Golden Tiger BIGS continues making difference
When Golden Tiger BIGS began in the Russellville City Schools system three years ago, there was a simple goal of helping children. This month the program is celebrating National Mentor Month by looking back on the program and how it has grown.
Golden Tiger BIGS, a partner of Big Brothers Big Sisters of the Shoals, has 20 matched big-little pairs and is growing. Through the program, “bigs” and “littles” will spend 45 minutes together once a week on campus.
“Even though some students might do their homework during it, it’s not a tutoring program. We want it to really focus around relationships,” said Golden Tiger BIGS coordinator Carole Fowler. “It helps these kids to set goals and come out of their shells. Some of these kids have grown so much just in the time they have been in the program.”

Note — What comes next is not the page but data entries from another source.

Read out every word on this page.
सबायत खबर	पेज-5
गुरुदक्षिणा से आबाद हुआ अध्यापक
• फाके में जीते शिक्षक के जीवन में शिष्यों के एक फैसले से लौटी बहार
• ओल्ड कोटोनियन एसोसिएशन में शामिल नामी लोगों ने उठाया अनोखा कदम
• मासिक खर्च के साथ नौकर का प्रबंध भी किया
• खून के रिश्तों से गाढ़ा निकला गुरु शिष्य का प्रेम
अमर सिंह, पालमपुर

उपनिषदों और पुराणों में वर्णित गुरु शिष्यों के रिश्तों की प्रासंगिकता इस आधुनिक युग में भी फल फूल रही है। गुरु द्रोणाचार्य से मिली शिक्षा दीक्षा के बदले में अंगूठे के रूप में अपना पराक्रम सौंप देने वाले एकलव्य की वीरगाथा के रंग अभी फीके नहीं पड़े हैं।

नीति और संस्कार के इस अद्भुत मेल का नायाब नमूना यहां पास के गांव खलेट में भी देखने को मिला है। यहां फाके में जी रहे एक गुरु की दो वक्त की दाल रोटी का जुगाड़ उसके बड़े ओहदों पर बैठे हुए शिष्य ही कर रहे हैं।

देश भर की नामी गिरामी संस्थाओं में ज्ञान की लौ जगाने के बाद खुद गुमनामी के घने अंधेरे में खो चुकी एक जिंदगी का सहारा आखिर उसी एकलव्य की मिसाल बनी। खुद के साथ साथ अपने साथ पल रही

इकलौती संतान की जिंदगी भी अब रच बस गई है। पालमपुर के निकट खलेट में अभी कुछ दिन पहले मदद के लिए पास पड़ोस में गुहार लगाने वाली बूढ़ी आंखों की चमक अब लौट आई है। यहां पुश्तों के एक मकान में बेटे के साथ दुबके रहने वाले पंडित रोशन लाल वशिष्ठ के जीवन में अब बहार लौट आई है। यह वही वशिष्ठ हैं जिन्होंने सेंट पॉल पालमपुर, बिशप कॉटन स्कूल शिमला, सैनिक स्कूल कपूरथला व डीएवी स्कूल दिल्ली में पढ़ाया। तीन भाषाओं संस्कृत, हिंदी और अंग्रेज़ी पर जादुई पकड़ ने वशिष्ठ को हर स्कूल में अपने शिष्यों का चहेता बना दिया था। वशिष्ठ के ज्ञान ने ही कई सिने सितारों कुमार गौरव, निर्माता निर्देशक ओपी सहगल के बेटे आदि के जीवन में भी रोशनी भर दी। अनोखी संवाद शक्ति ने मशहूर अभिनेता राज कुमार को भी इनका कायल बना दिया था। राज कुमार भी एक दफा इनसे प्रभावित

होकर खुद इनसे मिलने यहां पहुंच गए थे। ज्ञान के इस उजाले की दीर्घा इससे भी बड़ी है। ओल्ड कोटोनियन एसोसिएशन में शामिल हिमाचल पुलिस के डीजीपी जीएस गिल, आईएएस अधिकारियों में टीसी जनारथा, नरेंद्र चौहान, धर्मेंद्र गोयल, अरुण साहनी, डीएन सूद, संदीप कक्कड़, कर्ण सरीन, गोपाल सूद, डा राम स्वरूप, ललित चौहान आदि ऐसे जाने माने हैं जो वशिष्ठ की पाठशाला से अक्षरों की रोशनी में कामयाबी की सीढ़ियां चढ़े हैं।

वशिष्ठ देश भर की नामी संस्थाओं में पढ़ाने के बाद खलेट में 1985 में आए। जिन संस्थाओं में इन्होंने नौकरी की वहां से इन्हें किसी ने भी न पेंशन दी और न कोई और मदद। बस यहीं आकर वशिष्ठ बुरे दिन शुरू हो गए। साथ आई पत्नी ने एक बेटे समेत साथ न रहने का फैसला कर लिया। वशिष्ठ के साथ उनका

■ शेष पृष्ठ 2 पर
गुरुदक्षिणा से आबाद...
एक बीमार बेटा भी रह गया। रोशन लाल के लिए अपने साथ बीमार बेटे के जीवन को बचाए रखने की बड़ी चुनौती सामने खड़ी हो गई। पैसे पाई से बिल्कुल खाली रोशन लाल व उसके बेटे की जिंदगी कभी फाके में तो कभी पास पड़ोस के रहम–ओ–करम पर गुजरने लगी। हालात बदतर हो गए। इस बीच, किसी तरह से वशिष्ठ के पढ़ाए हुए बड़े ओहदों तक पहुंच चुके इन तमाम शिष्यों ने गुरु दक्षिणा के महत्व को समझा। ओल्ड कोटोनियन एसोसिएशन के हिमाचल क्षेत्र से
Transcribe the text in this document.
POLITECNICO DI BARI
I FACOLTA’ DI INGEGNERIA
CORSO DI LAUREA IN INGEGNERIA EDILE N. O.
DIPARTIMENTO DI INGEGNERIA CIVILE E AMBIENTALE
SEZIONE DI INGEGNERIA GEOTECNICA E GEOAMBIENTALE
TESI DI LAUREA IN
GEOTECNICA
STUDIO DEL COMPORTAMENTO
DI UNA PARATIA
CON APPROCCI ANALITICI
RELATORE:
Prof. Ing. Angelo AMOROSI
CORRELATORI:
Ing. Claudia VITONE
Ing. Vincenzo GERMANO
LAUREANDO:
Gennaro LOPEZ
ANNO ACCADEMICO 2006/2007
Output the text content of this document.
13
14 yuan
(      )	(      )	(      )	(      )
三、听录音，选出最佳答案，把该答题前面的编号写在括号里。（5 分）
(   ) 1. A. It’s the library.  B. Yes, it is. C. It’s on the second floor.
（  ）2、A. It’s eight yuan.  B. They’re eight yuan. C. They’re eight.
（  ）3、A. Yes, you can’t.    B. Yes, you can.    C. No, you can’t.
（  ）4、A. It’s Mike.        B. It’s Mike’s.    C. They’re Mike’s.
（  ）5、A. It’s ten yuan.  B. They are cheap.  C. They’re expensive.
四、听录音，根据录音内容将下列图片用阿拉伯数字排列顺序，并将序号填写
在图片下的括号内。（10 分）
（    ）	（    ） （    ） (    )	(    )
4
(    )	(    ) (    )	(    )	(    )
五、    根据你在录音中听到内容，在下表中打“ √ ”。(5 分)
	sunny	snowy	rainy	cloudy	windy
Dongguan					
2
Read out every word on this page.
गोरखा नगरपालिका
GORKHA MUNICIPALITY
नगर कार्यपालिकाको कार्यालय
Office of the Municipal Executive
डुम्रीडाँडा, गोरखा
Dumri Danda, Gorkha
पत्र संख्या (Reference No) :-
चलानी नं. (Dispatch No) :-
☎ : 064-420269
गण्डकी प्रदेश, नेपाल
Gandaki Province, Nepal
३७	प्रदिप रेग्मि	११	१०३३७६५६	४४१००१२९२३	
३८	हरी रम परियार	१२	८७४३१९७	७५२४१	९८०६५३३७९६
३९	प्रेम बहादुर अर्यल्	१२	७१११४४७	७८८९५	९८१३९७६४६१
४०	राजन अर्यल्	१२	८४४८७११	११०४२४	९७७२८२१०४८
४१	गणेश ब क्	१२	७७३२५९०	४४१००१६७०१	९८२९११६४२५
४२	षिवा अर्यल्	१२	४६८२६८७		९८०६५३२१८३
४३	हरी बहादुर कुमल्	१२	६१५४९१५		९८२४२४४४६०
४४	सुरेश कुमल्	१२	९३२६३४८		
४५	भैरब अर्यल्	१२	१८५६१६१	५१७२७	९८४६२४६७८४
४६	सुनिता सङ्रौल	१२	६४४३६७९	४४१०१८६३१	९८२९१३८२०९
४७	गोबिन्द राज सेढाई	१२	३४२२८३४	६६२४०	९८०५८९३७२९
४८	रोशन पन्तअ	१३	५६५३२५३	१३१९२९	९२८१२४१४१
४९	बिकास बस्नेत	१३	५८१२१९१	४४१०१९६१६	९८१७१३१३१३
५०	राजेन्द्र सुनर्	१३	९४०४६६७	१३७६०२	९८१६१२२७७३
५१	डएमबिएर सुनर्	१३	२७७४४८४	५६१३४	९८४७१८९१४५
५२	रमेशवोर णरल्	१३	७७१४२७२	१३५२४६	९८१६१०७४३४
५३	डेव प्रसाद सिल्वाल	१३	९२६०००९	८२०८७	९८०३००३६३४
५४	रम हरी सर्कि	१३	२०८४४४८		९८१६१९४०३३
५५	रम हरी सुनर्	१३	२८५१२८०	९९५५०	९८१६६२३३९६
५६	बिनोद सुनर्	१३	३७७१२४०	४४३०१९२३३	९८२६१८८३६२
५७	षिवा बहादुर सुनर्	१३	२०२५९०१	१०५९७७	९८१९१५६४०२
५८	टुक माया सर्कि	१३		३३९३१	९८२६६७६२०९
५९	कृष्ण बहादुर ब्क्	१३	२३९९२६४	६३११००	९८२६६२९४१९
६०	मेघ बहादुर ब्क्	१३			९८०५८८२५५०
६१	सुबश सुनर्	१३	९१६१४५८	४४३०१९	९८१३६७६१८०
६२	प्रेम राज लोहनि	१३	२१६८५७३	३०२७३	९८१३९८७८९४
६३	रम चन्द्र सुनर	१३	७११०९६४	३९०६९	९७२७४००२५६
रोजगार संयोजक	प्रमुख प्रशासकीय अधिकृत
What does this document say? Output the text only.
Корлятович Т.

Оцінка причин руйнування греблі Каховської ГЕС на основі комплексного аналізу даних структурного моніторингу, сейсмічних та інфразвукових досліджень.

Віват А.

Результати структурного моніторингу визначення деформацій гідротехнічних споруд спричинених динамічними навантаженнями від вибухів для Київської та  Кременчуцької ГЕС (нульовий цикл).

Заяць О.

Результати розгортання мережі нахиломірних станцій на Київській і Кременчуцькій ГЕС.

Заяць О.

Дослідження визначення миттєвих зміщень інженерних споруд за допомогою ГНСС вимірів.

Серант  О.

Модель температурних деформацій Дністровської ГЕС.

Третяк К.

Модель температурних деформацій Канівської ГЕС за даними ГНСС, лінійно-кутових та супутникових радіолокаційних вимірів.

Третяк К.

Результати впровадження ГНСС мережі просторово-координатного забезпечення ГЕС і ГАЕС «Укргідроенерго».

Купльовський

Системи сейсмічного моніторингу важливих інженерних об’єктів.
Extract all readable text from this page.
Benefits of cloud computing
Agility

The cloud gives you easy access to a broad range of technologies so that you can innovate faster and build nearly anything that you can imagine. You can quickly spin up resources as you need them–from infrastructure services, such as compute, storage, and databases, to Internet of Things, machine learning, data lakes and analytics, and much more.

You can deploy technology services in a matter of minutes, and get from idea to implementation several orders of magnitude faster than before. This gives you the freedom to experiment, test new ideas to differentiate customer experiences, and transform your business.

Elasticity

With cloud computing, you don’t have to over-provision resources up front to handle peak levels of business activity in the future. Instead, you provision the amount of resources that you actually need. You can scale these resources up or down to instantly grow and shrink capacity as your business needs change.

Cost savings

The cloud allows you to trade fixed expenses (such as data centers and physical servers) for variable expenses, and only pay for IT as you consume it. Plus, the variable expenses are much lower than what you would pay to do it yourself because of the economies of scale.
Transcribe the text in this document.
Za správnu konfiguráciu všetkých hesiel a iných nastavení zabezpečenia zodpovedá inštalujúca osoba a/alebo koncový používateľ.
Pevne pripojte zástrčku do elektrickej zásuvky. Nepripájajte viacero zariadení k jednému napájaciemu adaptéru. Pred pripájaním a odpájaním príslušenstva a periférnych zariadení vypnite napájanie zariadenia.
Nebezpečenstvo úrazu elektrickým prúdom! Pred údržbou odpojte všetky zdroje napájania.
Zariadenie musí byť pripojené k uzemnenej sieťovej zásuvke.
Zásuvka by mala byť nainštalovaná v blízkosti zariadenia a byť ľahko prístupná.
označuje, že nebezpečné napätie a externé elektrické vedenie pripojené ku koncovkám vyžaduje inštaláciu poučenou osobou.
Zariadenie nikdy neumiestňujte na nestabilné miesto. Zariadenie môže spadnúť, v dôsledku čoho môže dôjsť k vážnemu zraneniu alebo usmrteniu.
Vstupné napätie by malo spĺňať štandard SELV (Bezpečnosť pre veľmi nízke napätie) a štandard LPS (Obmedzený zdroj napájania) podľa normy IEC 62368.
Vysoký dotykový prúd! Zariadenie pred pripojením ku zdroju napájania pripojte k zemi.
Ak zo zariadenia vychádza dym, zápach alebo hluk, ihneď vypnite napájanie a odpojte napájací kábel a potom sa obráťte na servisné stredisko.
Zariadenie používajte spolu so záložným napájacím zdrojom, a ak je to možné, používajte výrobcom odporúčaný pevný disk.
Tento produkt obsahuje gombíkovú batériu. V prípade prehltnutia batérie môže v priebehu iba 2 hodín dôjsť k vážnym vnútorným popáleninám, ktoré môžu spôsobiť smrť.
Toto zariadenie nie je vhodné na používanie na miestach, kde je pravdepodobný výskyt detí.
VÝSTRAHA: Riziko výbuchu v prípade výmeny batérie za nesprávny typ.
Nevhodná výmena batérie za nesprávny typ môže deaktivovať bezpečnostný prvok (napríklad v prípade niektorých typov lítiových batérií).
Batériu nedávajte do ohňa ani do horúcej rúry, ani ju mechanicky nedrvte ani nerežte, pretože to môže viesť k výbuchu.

Littles are younger students, beginning at kindergarten, with the bigs being volunteers ages 15 and older. Since high schoolers are only able to work with elementary students, there is a growing need for community volunteers.
One community volunteer in the program is State Farm agent Lee Nickels, who recently celebrated his one-year anniversary of being matched with his little, Aiden.
“Hopefully it’s something he enjoys doing because I enjoy spending time with him,” Nickels said. “It’s always good to be able to mentor someone who is younger than you and to be able to be that person he can hopefully look up to – and be a good example for him.
“It’s good for them to know there is someone who is there for them and who cares about them.”
To become a big, volunteers have to submit an application, submit references and pass a background check before going through an interview process. Once in the program, volunteers are asked what ages they prefer to work with as well as their hobbies and interests.
Fowler said this allows matches to be made based off similar interests, pairing those who would be most likely to work well together.
Fowler said just because there are bigs and littles available does not mean these individuals are automatically matches.
“Matching a student isn’t as simple as saying ‘Here is one, and here is one, so let’s put those together,’” Fowler said. “We want to make sure these matches are good fits to give them the best chance of success.”
Fowler said it is great to see the relationships formed between bigs and littles. She said she even has some high school graduates who have continued to mentor their little even after they graduated.
Nickels said although the majority of his time with his little is spent playing board games or playing outside, this all adds up to so much more.
“Each time you are with them, they learn something,” Nickels said. “Hopefully the things I am able to teach him, he gets something from.”
Fowler said her goal is to have 28 matches by the end of the school year.